Weeds in my opinion don’t get nearly enough respect and neither does the accidental landscape. We have for instance a whole field of milkweed between the so-called orchard and Lois’s barn. It was in full perfection the middle two weeks of July: fragrance to beat any jasmine and in the butterfly blue twilight a multitude of fireflies to replace the monarchs of afternoon. I suppose that’s the ultimately comforting thing about life in the country most of its great delights do not come (except inadvertently) from the hand of man….

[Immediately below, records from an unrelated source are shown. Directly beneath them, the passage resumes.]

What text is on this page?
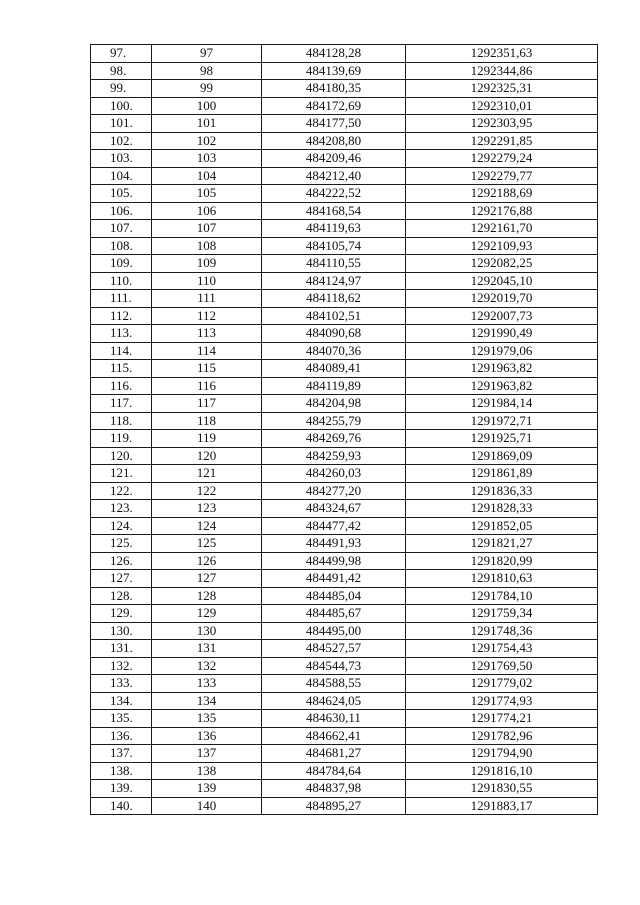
97.	97	484128,28	1292351,63
98.	98	484139,69	1292344,86
99.	99	484180,35	1292325,31
100.	100	484172,69	1292310,01
101.	101	484177,50	1292303,95
102.	102	484208,80	1292291,85
103.	103	484209,46	1292279,24
104.	104	484212,40	1292279,77
105.	105	484222,52	1292188,69
106.	106	484168,54	1292176,88
107.	107	484119,63	1292161,70
108.	108	484105,74	1292109,93
109.	109	484110,55	1292082,25
110.	110	484124,97	1292045,10
111.	111	484118,62	1292019,70
112.	112	484102,51	1292007,73
113.	113	484090,68	1291990,49
114.	114	484070,36	1291979,06
115.	115	484089,41	1291963,82
116.	116	484119,89	1291963,82
117.	117	484204,98	1291984,14
118.	118	484255,79	1291972,71
119.	119	484269,76	1291925,71
120.	120	484259,93	1291869,09
121.	121	484260,03	1291861,89
122.	122	484277,20	1291836,33
123.	123	484324,67	1291828,33
124.	124	484477,42	1291852,05
125.	125	484491,93	1291821,27
126.	126	484499,98	1291820,99
127.	127	484491,42	1291810,63
128.	128	484485,04	1291784,10
129.	129	484485,67	1291759,34
130.	130	484495,00	1291748,36
131.	131	484527,57	1291754,43
132.	132	484544,73	1291769,50
133.	133	484588,55	1291779,02
134.	134	484624,05	1291774,93
135.	135	484630,11	1291774,21
136.	136	484662,41	1291782,96
137.	137	484681,27	1291794,90
138.	138	484784,64	1291816,10
139.	139	484837,98	1291830,55
140.	140	484895,27	1291883,17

You went on and on about weeds, brambles, etc. in your letter. Over the weekend I met a gardener who squatted a lovely Victorian house in Brixton (South London). The garden grew only broken-down fridges, old cookers, rotting carpet, broken glass, the whole grown over with a thick layer of brambles. He, Marcus, has a solution, perma culture. Have you come across it? It’s an Australian No Dig system. All you do is slash down the weeds and brambles, throw a small amount of bonemeal and then cover the whole thing with about twelve layers of wet newspaper. On top you put a mulch of well-rotted stable manure about six inches thick, you then plant your annuals and perennials straight into it, the same day, giving them about three handfuls of soil each. If you want to plant shrubs you break a small hole in the membrane and plant the shrub in the soil and weeds below, then replace or renew the membrane right up to the stem of the shrub. Water the whole thing well in and bingo! a garden….
Back to early flowering perennials. Have you ever tried woad? I love my great misty yellow mounds in late April or May this is another thing I will plant more clumps of.
We leave for the States in six days so the next contact will be hugs on your step. So excited to see the garden keep weeding keep watering keep deadheading keep cooking here we come.